MOODY AIR FORCE BASE, Ga. --
Natural disasters, terrorist attacks, wars in other countries. These are a few scenarios in which the Air Force could be called upon to send Airmen to intervene. To get these Airmen ready, their squadrons go through a mission readiness exercise, which uses complex and realistic scenarios to ensure the squadron is ready.
The 820th Base Defense Group is the Air Force's sole unit that uses MRX’s because it’s the only group that houses Global Readiness Force squadrons. These squadrons spend six-months on call and must be ready to deploy anywhere in the world in 72 hours or less.

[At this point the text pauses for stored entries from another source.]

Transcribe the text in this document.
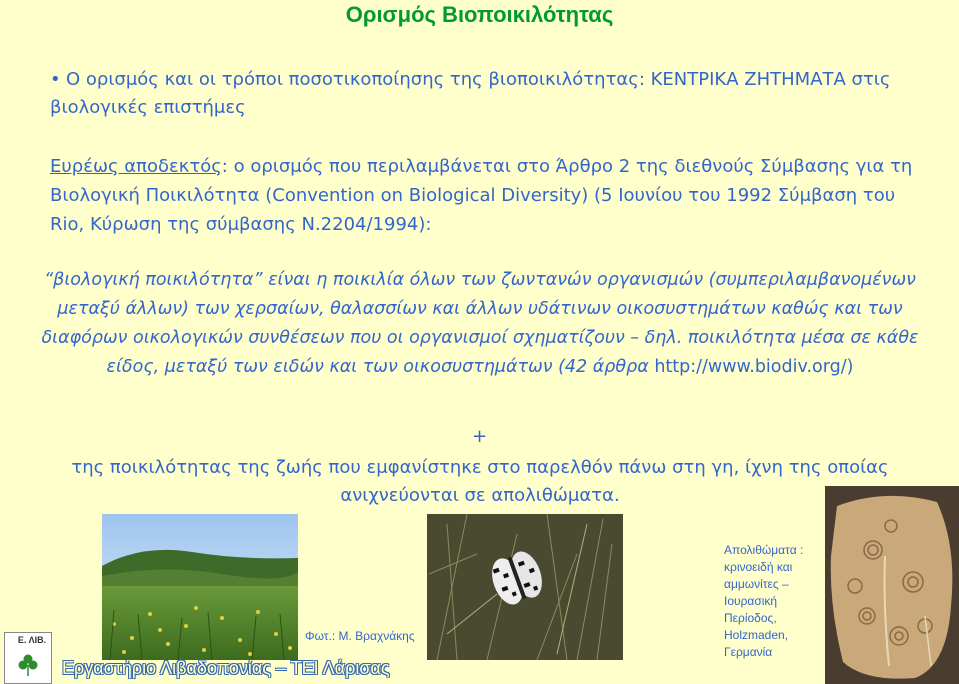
Ορισμός Βιοποικιλότητας
• Ο ορισμός και οι τρόποι ποσοτικοποίησης της βιοποικιλότητας: ΚΕΝΤΡΙΚΑ ΖΗΤΗΜΑΤΑ στις βιολογικές επιστήμες
Ευρέως αποδεκτός: ο ορισμός που περιλαμβάνεται στο Άρθρο 2 της διεθνούς Σύμβασης για τη Βιολογική Ποικιλότητα (Convention on Biological Diversity) (5 Ιουνίου του 1992 Σύμβαση του Rio, Κύρωση της σύμβασης Ν.2204/1994):
“βιολογική ποικιλότητα” είναι η ποικιλία όλων των ζωντανών οργανισμών (συμπεριλαμβανομένων μεταξύ άλλων) των χερσαίων, θαλασσίων και άλλων υδάτινων οικοσυστημάτων καθώς και των διαφόρων οικολογικών συνθέσεων που οι οργανισμοί σχηματίζουν – δηλ. ποικιλότητα μέσα σε κάθε είδος, μεταξύ των ειδών και των οικοσυστημάτων (42 άρθρα http://www.biodiv.org/)
+
της ποικιλότητας της ζωής που εμφανίστηκε στο παρελθόν πάνω στη γη, ίχνη της οποίας ανιχνεύονται σε απολιθώματα.
Φωτ.: Μ. Βραχνάκης
Απολιθώματα : κρινοειδή και αμμωνίτες – Ιουρασική Περίοδος, Holzmaden, Γερμανία
Ε. ΛΙΒ.
Εργαστήριο Λιβαδοπονίας – ΤΕΙ Λάρισας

The 820th BDG’s mission is to provide high-risk force protection and integrated base defense for expeditionary air forces. It typically ensures each of its squadrons are ready for GRF status and to carry out that mission with a MRX, but this most recent MRX was also used to test the 823d Base Defense Squadron’s ability to set up an airfield anywhere within a moment’s notice with a new concept called adaptive basing.
“The intent behind adaptive basing is to disperse airpower in so many places that it makes it very difficult for our adversaries to attack our airplanes while they are on the ground,” said Col. Jeffery Valenzia, 93d Air Ground Operations Wing commander. “We need to train our Airman to be ready to critically analyze their environment in order to create a secure location so that our maintenance professionals can quickly service and reload our airplanes in preparation for their next mission.”
The participating Airmen were challenged to use this MRX to introduce this mission asset because many of their current tactics, techniques and procedures rely on fixed-based installations with well-established barriers and strong support. None of this would be available in a real-world adaptive basing scenario.
The 823d BDS was tested to foster good relations with the local community, keep their base camp secure and send qualified teams to other locations for adaptive basing missions. By training and working through this new concept, the 820th defenders are developing the tactics, technologies and leaders they need to ensure success in future adaptive basing missions.
“While in garrison, the 820th Airman's only job is to train and their training includes additional weapons qualifications, complex tactics and the incorporation of advanced technologies” added Valenzia. “The 820th Airman is expected to execute their mission across a broader spectrum of requirements that often times do not include the support and comfort of an established installation.
“Today, our combatant commanders demand the ability to position airpower in close proximity to our adversaries in order to improve loiter time and the air component's ability to respond to a crisis,” Valenzia added. “The BDG is the only unit exclusively focused on being ready to secure any airfield, in any location, at any time in order to meet this need.”
This means reducing their personnel size so they’re more mobile once inserted into hostile territories, which gives the 820th BDG the ability to scale their force size to meet a nearly limitless number of possible missions and the result is a capability to meet every combatant commander's need.
“The BDG’s mission is to provide integrated base defense,” said Tech. Sgt. Bradley Boltz, 820th BDG, communications standardization and evaluation NCO. “The last few MRX’s have been Central Command specific, and we’re trying to move into different combatant commands. This means we’ll face different threats and adversaries, but our mission is still the same.
“We’re integrating Airmen from 26 different air force specialty codes in any single base defense squadron to accomplish the mission,” Boltz added. “Other security forces squadrons have two weeks to train together before they go downrange. We’re constantly training together with all Airmen in the squadron involved.”
All these career fields and Airmen come together so the squadron doesn’t have to rely on outside help to accomplish the mission, but this cannot happen if they don’t support one another.
“Being the lone CE guy it’s nice to know you can rely on other AFSC’s that will come together just to make everything work,” said Tech. Sgt. Justin Baskerville, 823d BDS civil engineer. “A lot of us are one-deep so we have to rely on others that don’t necessarily have the same experience and background, but we work together as a team to get the job done. Our uniqueness comes from us being a self-sustaining squadron.”
Without their ability to be a self-sustaining squadron, the 823d BDS would be unable to assemble teams of Airmen to accomplish adaptive basing missions for a variety of combatant commanders.
“The result is a defense force that is infinitely adaptable to its mission and its environment to be everywhere and nowhere at the same time,” said Valenzia.